Other Japanese gas importers, including Tokyo Gas and Osaka Gas, are also trying to move away from oil-linked prices, even for gas not produced in the US. Kansai Electric Power, for example, signed an innovative long-term agreement where the LNG it buys from BP, sourced from various parts of the world, is linked to daily Henry Hub settlements. Kepco is hoping for a 30 per cent reduction in LNG import costs.

So if it did an oil-linked deal with Levant LNG anticipating selling to Asia on the same terms, Gazprom will face increasing difficulty in doing so.  It therefore runs the risk of being effectively short oil (i.e., being hurt by rising oil prices) and long North American gas (hurt by falling gas prices).

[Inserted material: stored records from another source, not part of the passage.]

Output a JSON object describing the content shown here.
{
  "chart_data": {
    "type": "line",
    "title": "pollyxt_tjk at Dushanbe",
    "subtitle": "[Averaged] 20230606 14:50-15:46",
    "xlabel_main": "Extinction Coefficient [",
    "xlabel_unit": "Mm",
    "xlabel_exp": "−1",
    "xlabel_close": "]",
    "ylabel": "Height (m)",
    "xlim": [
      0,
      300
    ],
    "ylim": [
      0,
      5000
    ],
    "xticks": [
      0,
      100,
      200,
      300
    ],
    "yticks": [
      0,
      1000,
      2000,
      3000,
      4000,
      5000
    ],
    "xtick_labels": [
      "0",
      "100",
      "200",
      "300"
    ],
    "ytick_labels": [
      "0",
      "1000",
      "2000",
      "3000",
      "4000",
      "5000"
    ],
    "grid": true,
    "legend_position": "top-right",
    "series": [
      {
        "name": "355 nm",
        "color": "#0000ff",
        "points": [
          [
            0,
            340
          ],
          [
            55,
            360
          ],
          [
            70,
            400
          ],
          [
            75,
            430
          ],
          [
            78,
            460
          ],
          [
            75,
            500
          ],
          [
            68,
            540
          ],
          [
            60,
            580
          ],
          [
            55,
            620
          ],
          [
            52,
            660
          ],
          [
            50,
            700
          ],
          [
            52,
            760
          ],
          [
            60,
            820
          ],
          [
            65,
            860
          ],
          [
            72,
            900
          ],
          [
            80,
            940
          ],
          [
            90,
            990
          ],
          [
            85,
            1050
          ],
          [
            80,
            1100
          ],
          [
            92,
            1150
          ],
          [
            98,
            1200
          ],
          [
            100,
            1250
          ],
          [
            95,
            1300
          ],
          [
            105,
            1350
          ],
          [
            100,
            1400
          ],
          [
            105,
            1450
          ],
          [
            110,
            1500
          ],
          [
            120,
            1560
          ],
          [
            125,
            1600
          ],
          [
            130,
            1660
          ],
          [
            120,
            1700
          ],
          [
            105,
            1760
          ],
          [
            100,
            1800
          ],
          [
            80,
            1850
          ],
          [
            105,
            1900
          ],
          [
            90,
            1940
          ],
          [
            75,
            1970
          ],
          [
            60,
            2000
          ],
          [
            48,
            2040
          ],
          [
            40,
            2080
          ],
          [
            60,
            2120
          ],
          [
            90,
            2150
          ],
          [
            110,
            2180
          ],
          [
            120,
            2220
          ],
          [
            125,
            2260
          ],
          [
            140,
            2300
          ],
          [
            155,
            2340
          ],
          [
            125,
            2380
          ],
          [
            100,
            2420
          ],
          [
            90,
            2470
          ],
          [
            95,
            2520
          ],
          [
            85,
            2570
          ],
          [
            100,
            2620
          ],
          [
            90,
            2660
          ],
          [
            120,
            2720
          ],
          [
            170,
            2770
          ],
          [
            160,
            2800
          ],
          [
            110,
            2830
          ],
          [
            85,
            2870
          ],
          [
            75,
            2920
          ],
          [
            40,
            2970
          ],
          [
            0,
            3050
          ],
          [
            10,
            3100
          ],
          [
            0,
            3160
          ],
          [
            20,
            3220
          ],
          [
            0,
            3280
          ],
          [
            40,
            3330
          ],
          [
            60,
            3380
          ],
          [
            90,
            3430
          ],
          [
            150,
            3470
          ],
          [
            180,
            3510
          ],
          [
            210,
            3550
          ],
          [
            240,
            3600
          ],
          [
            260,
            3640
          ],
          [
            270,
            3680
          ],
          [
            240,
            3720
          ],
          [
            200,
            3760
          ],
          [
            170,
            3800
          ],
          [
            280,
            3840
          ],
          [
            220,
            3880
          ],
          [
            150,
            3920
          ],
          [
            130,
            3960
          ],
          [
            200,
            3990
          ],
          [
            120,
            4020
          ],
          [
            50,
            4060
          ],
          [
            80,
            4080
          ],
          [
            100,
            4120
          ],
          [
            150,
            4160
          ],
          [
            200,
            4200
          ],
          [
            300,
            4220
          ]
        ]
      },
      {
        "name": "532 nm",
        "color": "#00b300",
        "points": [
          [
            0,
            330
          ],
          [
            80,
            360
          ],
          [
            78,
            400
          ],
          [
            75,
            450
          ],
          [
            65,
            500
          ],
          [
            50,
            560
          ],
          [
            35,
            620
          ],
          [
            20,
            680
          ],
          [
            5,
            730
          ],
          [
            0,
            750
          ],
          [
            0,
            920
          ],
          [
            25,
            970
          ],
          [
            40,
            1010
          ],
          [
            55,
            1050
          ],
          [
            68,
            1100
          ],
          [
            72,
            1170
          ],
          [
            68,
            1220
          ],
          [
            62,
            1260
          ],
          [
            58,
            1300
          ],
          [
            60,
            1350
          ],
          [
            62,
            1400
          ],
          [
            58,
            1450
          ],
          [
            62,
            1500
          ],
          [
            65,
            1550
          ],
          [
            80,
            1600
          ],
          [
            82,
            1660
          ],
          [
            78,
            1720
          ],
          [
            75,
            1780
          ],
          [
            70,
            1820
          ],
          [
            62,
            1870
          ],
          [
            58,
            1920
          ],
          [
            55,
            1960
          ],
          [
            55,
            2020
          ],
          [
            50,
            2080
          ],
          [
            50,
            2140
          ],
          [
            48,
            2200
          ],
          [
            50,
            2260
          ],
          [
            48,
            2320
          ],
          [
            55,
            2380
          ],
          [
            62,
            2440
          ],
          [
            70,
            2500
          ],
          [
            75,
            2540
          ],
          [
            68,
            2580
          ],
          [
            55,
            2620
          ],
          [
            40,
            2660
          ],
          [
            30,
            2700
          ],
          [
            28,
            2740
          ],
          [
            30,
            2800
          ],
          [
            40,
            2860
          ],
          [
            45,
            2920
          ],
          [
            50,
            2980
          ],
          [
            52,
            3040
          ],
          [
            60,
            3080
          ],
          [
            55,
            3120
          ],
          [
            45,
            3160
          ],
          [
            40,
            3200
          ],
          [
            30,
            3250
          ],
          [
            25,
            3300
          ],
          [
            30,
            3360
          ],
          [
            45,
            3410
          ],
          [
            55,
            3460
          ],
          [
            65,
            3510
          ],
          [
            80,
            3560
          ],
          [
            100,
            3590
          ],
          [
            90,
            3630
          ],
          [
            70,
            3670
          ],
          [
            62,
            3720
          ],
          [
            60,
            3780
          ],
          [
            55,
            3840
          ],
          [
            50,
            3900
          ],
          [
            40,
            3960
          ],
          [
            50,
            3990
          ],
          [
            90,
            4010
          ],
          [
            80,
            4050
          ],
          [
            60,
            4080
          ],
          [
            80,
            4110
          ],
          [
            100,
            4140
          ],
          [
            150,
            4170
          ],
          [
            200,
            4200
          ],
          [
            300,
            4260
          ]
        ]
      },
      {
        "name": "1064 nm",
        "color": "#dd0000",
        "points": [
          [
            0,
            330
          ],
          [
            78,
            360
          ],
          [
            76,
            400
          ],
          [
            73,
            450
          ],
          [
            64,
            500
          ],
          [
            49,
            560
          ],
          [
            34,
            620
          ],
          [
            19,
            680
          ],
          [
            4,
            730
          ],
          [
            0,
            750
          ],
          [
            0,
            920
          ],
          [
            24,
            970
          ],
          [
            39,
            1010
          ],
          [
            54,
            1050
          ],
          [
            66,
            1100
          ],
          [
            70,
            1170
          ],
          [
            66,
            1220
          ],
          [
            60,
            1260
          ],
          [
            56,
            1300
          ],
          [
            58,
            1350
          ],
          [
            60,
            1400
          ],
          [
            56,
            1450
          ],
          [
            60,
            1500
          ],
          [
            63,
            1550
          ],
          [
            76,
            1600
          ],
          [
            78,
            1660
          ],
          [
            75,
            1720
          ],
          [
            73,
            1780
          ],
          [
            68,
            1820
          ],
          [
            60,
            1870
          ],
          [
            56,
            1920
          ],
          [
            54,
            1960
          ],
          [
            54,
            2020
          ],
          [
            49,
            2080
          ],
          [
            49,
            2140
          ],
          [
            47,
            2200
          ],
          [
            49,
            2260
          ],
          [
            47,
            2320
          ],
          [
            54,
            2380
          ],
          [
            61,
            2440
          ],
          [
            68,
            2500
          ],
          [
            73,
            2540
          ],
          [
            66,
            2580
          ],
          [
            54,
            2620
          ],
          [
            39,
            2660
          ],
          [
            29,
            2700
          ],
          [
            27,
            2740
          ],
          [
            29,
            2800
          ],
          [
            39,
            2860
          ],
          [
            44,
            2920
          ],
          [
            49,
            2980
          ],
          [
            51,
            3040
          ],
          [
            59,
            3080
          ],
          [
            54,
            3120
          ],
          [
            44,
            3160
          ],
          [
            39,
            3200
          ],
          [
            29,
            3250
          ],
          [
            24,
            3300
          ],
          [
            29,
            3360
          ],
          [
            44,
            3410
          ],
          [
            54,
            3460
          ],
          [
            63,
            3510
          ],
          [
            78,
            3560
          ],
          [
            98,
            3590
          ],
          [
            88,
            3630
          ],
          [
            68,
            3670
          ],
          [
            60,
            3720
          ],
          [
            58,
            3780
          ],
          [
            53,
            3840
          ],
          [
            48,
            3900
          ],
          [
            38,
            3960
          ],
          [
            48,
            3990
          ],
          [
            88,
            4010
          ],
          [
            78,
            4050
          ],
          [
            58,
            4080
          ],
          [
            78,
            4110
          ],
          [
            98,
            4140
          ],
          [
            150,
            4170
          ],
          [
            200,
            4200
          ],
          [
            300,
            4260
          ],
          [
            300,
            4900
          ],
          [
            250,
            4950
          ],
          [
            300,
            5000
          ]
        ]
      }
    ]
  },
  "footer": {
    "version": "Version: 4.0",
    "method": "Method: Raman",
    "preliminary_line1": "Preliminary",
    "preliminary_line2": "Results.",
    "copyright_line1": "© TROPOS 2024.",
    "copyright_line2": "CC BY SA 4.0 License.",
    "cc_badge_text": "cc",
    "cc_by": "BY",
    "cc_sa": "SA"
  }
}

But maybe this is the attraction of the deal to the Israelis.  If they anticipate a widening spread between oil and gas prices, and the Russians are willing to pay them the oil price when other marketers, anticipating that the market will soon transition to being priced off of gas (especially North American gas) will only be willing to do deals based on the gas curve.

So although the potential exposure to Gazprom opportunism would suggest that the Israelis would be suckers to enter into an exclusive deal with the Russian firm, Gazprom’s increasingly frantic attempts to defend the oil link may be leading the firm to overpay.  So maybe the Israelis are thinking that Gazprom is the sucker.

The pricing mechanism in gas is in a state of transition.  Moreover, these transitions tend to be very abrupt and “tippy.”  Once the market starts to shift from one benchmark to another, the move is self-reinforcing: there is a positive feedback effect as the liquidity in the new benchmark increases, attracting more trade, which increases liquidity, and so on.  The tipping process is well underway in Europe, and if Japan truly does move to gas based pricing and away from its historic commitment to oil linkage, that would likely start the snowball rolling downhill in Asia too.

Just look at what has happened in iron ore.  In a period of about two years, the industry has moved from annual negotiated contracts to spot price indexed deals between miners and steelmakers.

The economic case for gas linkage is compelling.  Gas prices reflect, well, gas market supply and demand fundamentals.  Oil prices, not so much.  The potential for misalignment of prices and values, which is so evident in European gas markets in particular, is much greater with oil indexing than gas indexing.  It is this misalignment that leads to misallocation of resources, and to disputes between buyers and sellers.   This provides a natural impetus towards the move to gas indexing.

But Gazprom is wedded to oil linkages.  Its commitment is likely what makes it willing to offer such a deal to the Israelis, and it is at least plausible that the Israelis see the writing on the wall that oil linkage is dying, and are calculating if Gazprom wants to be the sucker and lock itself into this obsolete mechanism, why should they say no?